Hunting with camouflage or not?

When hunting for wild game, all hunters should strive to conceal themselves as effectively as possible to avoid being spotted visually by the particular animal they are seeking to harvest. A vital factor in choosing the pattern clothing that a hunter should wear is the ability to emulate the surrounding environment so as to deceive the animal/s that they stalk. That is the primary purpose of choosing camouflage clothing.

Most wild animals are easily spooked by the presence of humans that have entered their natural habitat. It has been proven that by choosing to wear camouflage clothing that mimics the surroundings, the hunter improves his probability of harvesting that animal.

Two points of concern when choosing your hunting attire is the “quality” and “comfort” of the garment. Cheap materials tend to fade faster, tear and fail to hold their stitching more often than a quality, well fabricated material.
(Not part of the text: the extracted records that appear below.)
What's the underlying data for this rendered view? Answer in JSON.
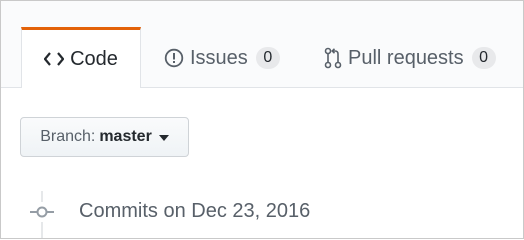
{
  "tabs": [
    {
      "label": "Code",
      "icon": "code-icon",
      "selected": true
    },
    {
      "label": "Issues",
      "icon": "issue-opened-icon",
      "count": "0"
    },
    {
      "label": "Pull requests",
      "icon": "git-pull-request-icon",
      "count": "0"
    }
  ],
  "branch": {
    "prefix": "Branch:",
    "name": "master",
    "icon": "triangle-down-icon"
  },
  "commits": {
    "heading": "Commits on Dec 23, 2016",
    "icon": "git-commit-icon"
  },
  "colors": {
    "selected_tab_accent": "#e36209",
    "tab_text": "#586069",
    "text": "#24292e"
  }
}
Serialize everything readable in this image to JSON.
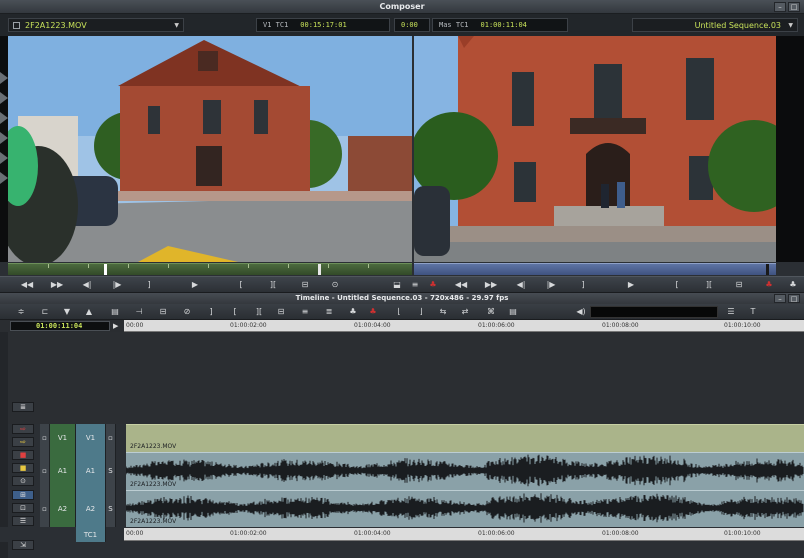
{
  "composer": {
    "title": "Composer",
    "source_clip": "2F2A1223.MOV",
    "source_track_label": "V1 TC1",
    "source_tc": "00:15:17:01",
    "duration_val": "0:00",
    "record_track_label": "Mas TC1",
    "record_tc": "01:00:11:04",
    "sequence_name": "Untitled Sequence.03"
  },
  "timeline": {
    "title": "Timeline - Untitled Sequence.03 - 720x486 - 29.97 fps",
    "current_tc": "01:00:11:04",
    "ruler_labels": [
      "00:00",
      "01:00:02:00",
      "01:00:04:00",
      "01:00:06:00",
      "01:00:08:00",
      "01:00:10:00"
    ],
    "tracks": [
      {
        "sel": "V1",
        "rec": "V1",
        "clip": "2F2A1223.MOV"
      },
      {
        "sel": "A1",
        "rec": "A1",
        "clip": "2F2A1223.MOV"
      },
      {
        "sel": "A2",
        "rec": "A2",
        "clip": "2F2A1223.MOV"
      }
    ],
    "tc_track": "TC1"
  },
  "colors": {
    "accent_green": "#c8e25a",
    "source_bar": "#4c6a3e",
    "record_bar": "#5e74a4",
    "video_clip": "#aab48a",
    "audio_clip": "#8aa1a8"
  }
}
I tend to avoid materials such as “cotton” when choosing my layers of clothing. While cotton does provide for warmth, it fails to pull moisture away from, or wick sweat, away from your skin which leads to cold moist skin. Furthermore, this can increase the chance of rapid chilling, or worse yet, hypothermia. A better choice of fabric would be polypropylene or for warmth, polyester fleece, which allows moisture to escape the material and evaporate away from your skin. Comfort is a must when choosing hunting apparel. The material should not be irritating or itchy and must allow full freedom of movement. If the fabrics binds, pinches, or drags against your skin, avoid buying at all costs.

There are many options available to the Outdoor Sportsman such as hats, gloves, shirts, pants, under-layers, socks and more. Many of these items are available with scent-lock technology built into the fabric. Scent-lock technology is a process of the materials ability to retain our human scent between our skin and the fabric, eliminating human odor which animals in the woods are very receptive to. This technology is specifically designed to mask the odor of the hunter so that the prey is ill-afforded the hunters presence thereby remaining undetected.

In closing, please remember that the three P’s [prior, proper, planning] is as important as the actual hunt, for without proper preparation the hunt will be just another unsuccessful day in the field.